We thought about it and laughed a little. Poor Michael had such a bizarre, abusive upbringing that he wouldn’t have recognized "Normal" if it walked up, Introduced Itself, and shook his sequined glove. He didn't even have a passing acquaintance with "Normal."
I’ve come to realize, that I, too, have no idea what "healthy" or "normal" feels like, when it comes to a family or romantic relationship.
I believe healthy, normal relationships exist... I know,
theoretically, what they look like - just like I know
what unicorns and fairies look like. ( I love those stories!)
But inside my family of origin... Please!
I grew up in American in the 60's and my father was alcoholic - well, who wasn’t, in those days?
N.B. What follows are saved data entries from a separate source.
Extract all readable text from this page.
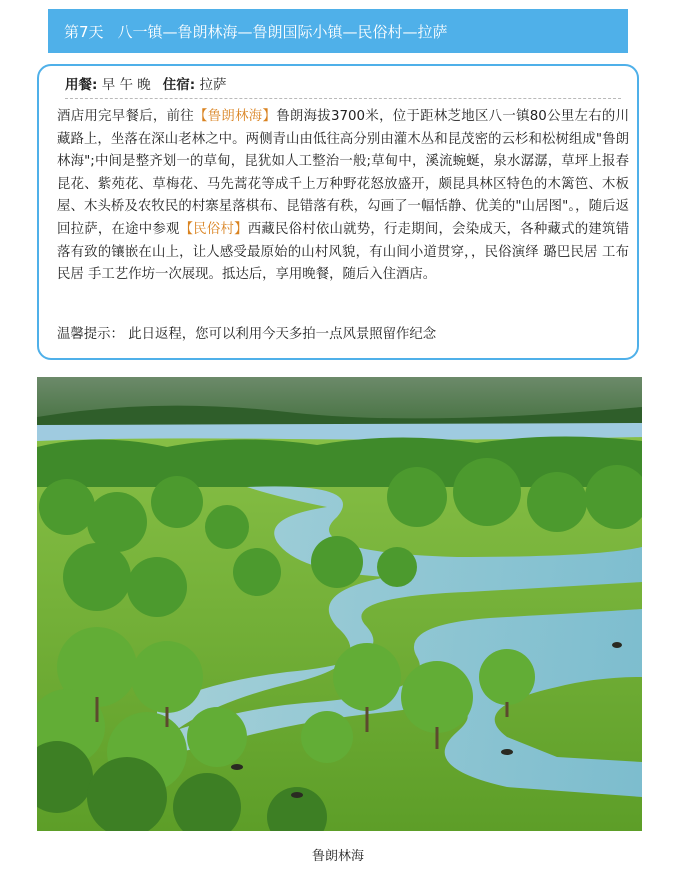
第7天 八一镇—鲁朗林海—鲁朗国际小镇—民俗村—拉萨
用餐: 早 午 晚 住宿: 拉萨

酒店用完早餐后，前往【鲁朗林海】鲁朗海拔3700米，位于距林芝地区八一镇80公里左右的川藏路上，坐落在深山老林之中。两侧青山由低往高分别由灌木丛和昆茂密的云杉和松树组成"鲁朗林海";中间是整齐划一的草甸，昆犹如人工整治一般;草甸中，溪流蜿蜒，泉水潺潺，草坪上报春昆花、紫苑花、草梅花、马先蒿花等成千上万种野花怒放盛开，颇昆具林区特色的木篱笆、木板屋、木头桥及农牧民的村寨星落棋布、昆错落有秩，勾画了一幅恬静、优美的"山居图"。，随后返回拉萨，在途中参观【民俗村】西藏民俗村依山就势，行走期间，会染成天，各种藏式的建筑错落有致的镶嵌在山上，让人感受最原始的山村风貌，有山间小道贯穿，，民俗演绎 璐巴民居 工布民居 手工艺作坊一次展现。抵达后，享用晚餐，随后入住酒店。

温馨提示： 此日返程，您可以利用今天多拍一点风景照留作纪念

鲁朗林海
Watch any movie or TV show set in the period, and you’ll notice, the first thing most characters do upon entering any room is to fix a drink. (The second is to light a cigarette.)
Everybody back then drank a lot, everybody ate a lot, everybody smacked their kids, and often their wives, around. Yes, there was social disapproval if one went too far, but from this vantage point it’s pretty hard determining where they drew the line of "too far."
Leo Tolstoy wrote, "Happy families are all alike; every unhappy family is unhappy in its own way." In my family, the biggest elephants in the room that we learned to ignore and throw a big, flowered tablecloth over were alcoholism, my father’s narcissism, and my mother’s cancer. (Which, eventually became something we couldn’t ignore, as it killed her.)
Other families had other elephants: child sexual abuse - perhaps at home, or perhaps at church. Sometimes both. Mental illness - possibly "crazy" Aunt Sally, or Grandpa with Alzheimer’s before we knew what Alzheimer’s was. PTSD from Vietnam or Korea or even WWII - before we knew what PTSD was. Suppressed homosexuality. Prescription drug abuse. Racism. Husbands who had affairs with their secretaries and housewives who had affairs with the milkmen.
I am sure there were some "Leave It To Beaver" families out there - but they sure didn’t live on my block. (Btw, totally off-topic, but wasn’t Tony Dow who played Wally sooooo hot? He was gorgeous as an adult, too.)
Over the years I’ve made a lot of friends, from a lot of different neighborhoods - and they almost all seem to tell very un-leave-it-to-beaverish family stories. Which means that either I am a total magnet for the f&#ked up - a distinct possibility, I admit - or that there’s a whole lot of people like me, struggling to figure out just what a healthy, nurturing love relationship looks and feels like. It’s as if we’re trying to put together a 5,000 piece jigsaw puzzle when we don’t even have the picture on the box cover. And a good third of the pieces are missing.
Shrinks say that we subconsciously pick partners much like our opposite sex parents - a good thing, if our role models were healthy. If they weren’t, the theory is that we do it because we subconsciously hope we can "fix it" this time around. Or maybe it’s that we simply recognize and feel comfortable with bad behaviors - it may not feel good, but it’s familiar. Like choosing ratty old shoes with holes in them because they feel better than brand new shoes that aren't yet broken in.
I know in my own life I’ve often chosen unhealthy partners and/or acted co-dependently in my love relationships. Sometimes the parallels between my partners and my father have been downright spooky! (With my current b-f, I didn't pick a Narcissist Alcoholic who smokes, like dear old dad, I picked an OCPD Alcoholic who smokes.)
However, whether because of luck or because I am less pigheaded in this area, I have managed to have positive relationships with friends and co-workers. Although I’ve had toxic relationships in those areas too, for the most part my relationships with friends and compatriots are those where we praise each other’s strengths and support each other’s weaknesses - without having ulterior motives, being manipulative or co-dependent.
I’d like to think I can take the grief I’ve been working through for not having the unicorns-and-fairies idyllic childhood I "deserved," my theoretical knowledge about how healthy love relationships work, and my practical application of boundaries, inter-dependence (as opposed to co-dependence), intimacy and friendship, and integrate it all together into one healthy person, one capable of having a True Fine Love.
Lot more work to do before I get there, but I will get there.